Тут возникает научный вопрос: как вообще может иметь место такая связь и как в каждом отдельном случае определенное внутреннее содержание бывает связано с определенной чувственной воспринимаемой формой? То есть, если мы возьмем для примера архитектуру: по отношению к каждой отдельной эстетической форме должно быть выяснено, как она, подчиняясь внутренней закономерности своих сил, свободно от внешнего принуждения и внутренних противоречий приобретает этот свойственный ей вид. И каждое эстетическое целое должно быть понято из естественного развития и взаимодействия единых действующих во всем этом целом сил, с одной стороны, и из сил, которые более или менее самостоятельно проявляются в отдельных частях и подчиняются первым, — с другой. Здесь, как мы видим, возникает сложная задача для теории искусства, к разрешению которой она едва приступила. Она должна будет показать, почему всякий, даже самый маленький элемент формы, подчиняясь задачам целого и своим собственным целям, — почему он таков, а не другой.

Эта задача, поскольку она относится к архитектоническим и родственным им формам, может быть названа задачей эстетической механики. И эта дисциплина, конечно, не сможет обойтись без математики.

Тот, кто объяснит таким образом какую-нибудь индивидуальную форму, например форму сужения или расширения, сделает для эстетики и теории искусства больше описавшего какую-нибудь архитектурную постройку в поэтических выражениях.

 

IV. Виды прекрасного

 

 

Глубина эстетического чувства ценности может быть названа одним из его измерений. Рядом с ним стоят другие. Все вызывающее радость или горе может быть более или менее великим, значительным, импонирующим или же малым, ничтожным, незначительным. И этому различию соответствует различие чувств. Если радость, вызываемая великим, — эстетическая радость, то соответствующее чувство обращается в чувство внутренней мощи, в чувство возвышенного. Возвышенно то, в чем я чувствую себя внутренне великим, выделяющимся из среднего уровня.

Чувству возвышенного противоположно чувство веселого, легкого, играющего.

Посреди этой противоположности стоит чувство изящного. Изящно то, что меня захватывает хотя и не насильно, но все же властно; то, что свободно от резкостей и угловатостей, от борьбы и внутренних споров; то, что пробуждает во мне с внутренней самоочевидностью и нестесняемой свободой внутреннюю активность.

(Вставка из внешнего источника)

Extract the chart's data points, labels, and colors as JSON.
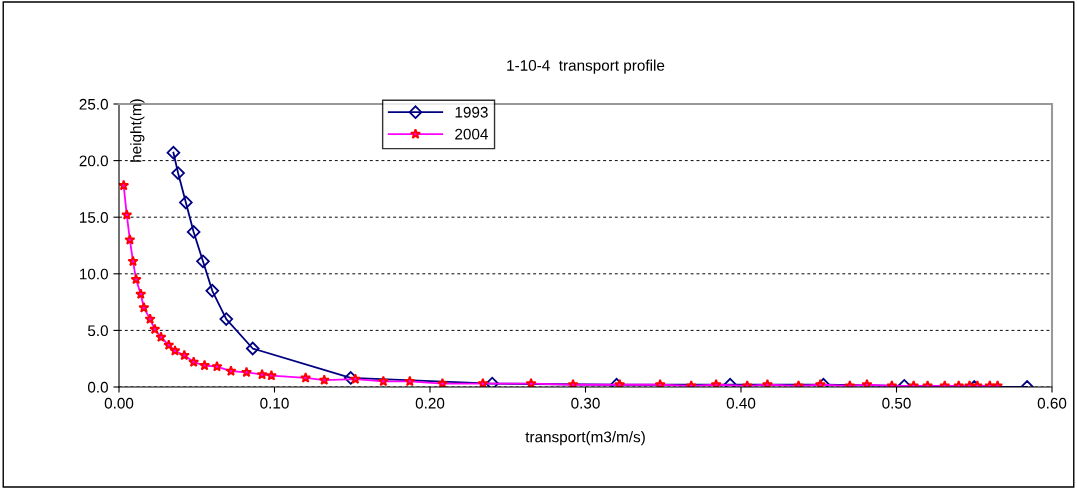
{
  "chart_data": {
    "type": "line",
    "title": "1-10-4  transport profile",
    "xlabel": "transport(m3/m/s)",
    "ylabel": "height(m)",
    "xlim": [
      0,
      0.6
    ],
    "xticks": [
      {
        "value": 0,
        "label": "0.00"
      },
      {
        "value": 0.1,
        "label": "0.10"
      },
      {
        "value": 0.2,
        "label": "0.20"
      },
      {
        "value": 0.3,
        "label": "0.30"
      },
      {
        "value": 0.4,
        "label": "0.40"
      },
      {
        "value": 0.5,
        "label": "0.50"
      },
      {
        "value": 0.6,
        "label": "0.60"
      }
    ],
    "ylim": [
      0,
      25
    ],
    "yticks": [
      {
        "value": 0,
        "label": "0.0"
      },
      {
        "value": 5,
        "label": "5.0"
      },
      {
        "value": 10,
        "label": "10.0"
      },
      {
        "value": 15,
        "label": "15.0"
      },
      {
        "value": 20,
        "label": "20.0"
      },
      {
        "value": 25,
        "label": "25.0"
      }
    ],
    "grid": "y",
    "legend": "top",
    "line_style": "solid",
    "series": [
      {
        "name": "1993",
        "color": "#000080",
        "marker": "diamond",
        "x": [
          0.035,
          0.038,
          0.043,
          0.048,
          0.054,
          0.06,
          0.069,
          0.086,
          0.149,
          0.24,
          0.32,
          0.393,
          0.453,
          0.505,
          0.55,
          0.584
        ],
        "values": [
          20.7,
          18.9,
          16.3,
          13.7,
          11.1,
          8.5,
          6.0,
          3.4,
          0.8,
          0.3,
          0.2,
          0.2,
          0.2,
          0.1,
          0.0,
          0.0
        ]
      },
      {
        "name": "2004",
        "color": "#ff00ff",
        "marker": "star",
        "x": [
          0.003,
          0.005,
          0.007,
          0.009,
          0.011,
          0.014,
          0.016,
          0.02,
          0.023,
          0.027,
          0.032,
          0.036,
          0.042,
          0.048,
          0.055,
          0.063,
          0.072,
          0.082,
          0.092,
          0.098,
          0.12,
          0.132,
          0.152,
          0.17,
          0.187,
          0.208,
          0.234,
          0.265,
          0.292,
          0.322,
          0.348,
          0.368,
          0.384,
          0.404,
          0.417,
          0.437,
          0.451,
          0.47,
          0.481,
          0.497,
          0.511,
          0.52,
          0.531,
          0.54,
          0.547,
          0.552,
          0.56,
          0.565
        ],
        "values": [
          17.8,
          15.2,
          13.0,
          11.1,
          9.5,
          8.2,
          7.0,
          6.0,
          5.1,
          4.4,
          3.7,
          3.2,
          2.8,
          2.2,
          1.9,
          1.8,
          1.4,
          1.3,
          1.1,
          1.0,
          0.8,
          0.6,
          0.7,
          0.5,
          0.5,
          0.3,
          0.3,
          0.3,
          0.2,
          0.2,
          0.2,
          0.1,
          0.2,
          0.1,
          0.2,
          0.1,
          0.2,
          0.1,
          0.2,
          0.1,
          0.1,
          0.1,
          0.1,
          0.1,
          0.1,
          0.1,
          0.1,
          0.1
        ]
      }
    ]
  }
}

Противоположность прекрасного — уродливое, как мы уже сказали, — является отрицанием жизни. Примером такого отрицания может служить слабость, пустота, вялость, тупость, внутреннее противоречие, диссонанс, хилость, разрушение.

Но в уродливом могут быть непосредственные моменты прекрасного. Это возможно, поскольку в нем есть что-либо положительное, какие-нибудь моменты силы или богатства. Но еще чаще уродливое служит красоте окольно. Оно служит приправой для нее, как, например, диссонанс в музыке. Иногда оно является основным фоном, на котором прекрасное тем ярче выделяется. Или же оно является необходимым условием прекрасного, его естественной почвой: есть цветы, которые растут на солнечных высотах жизни, но есть и такие, которые распускаются только в мрачных и глубоких низинах. Или же уродливое рассказывает нам свою «историю». Руины, например, рассказывают нам историю своей борьбы и сопротивления силам природы; они рассказывают нам о разрушающих и созидающих силах природы, ибо и на развалинах растет трава, кустарник, цветут цветы. Лохмотья, складки и морщины говорят нам о радостях, заботах и усилиях, говорят о человеческом труде. И, наконец, уродливое может быть именно тем, на чем и проявляется сила прекрасного, т. е. сила положительной жизни, которая борется с ним и его побеждает.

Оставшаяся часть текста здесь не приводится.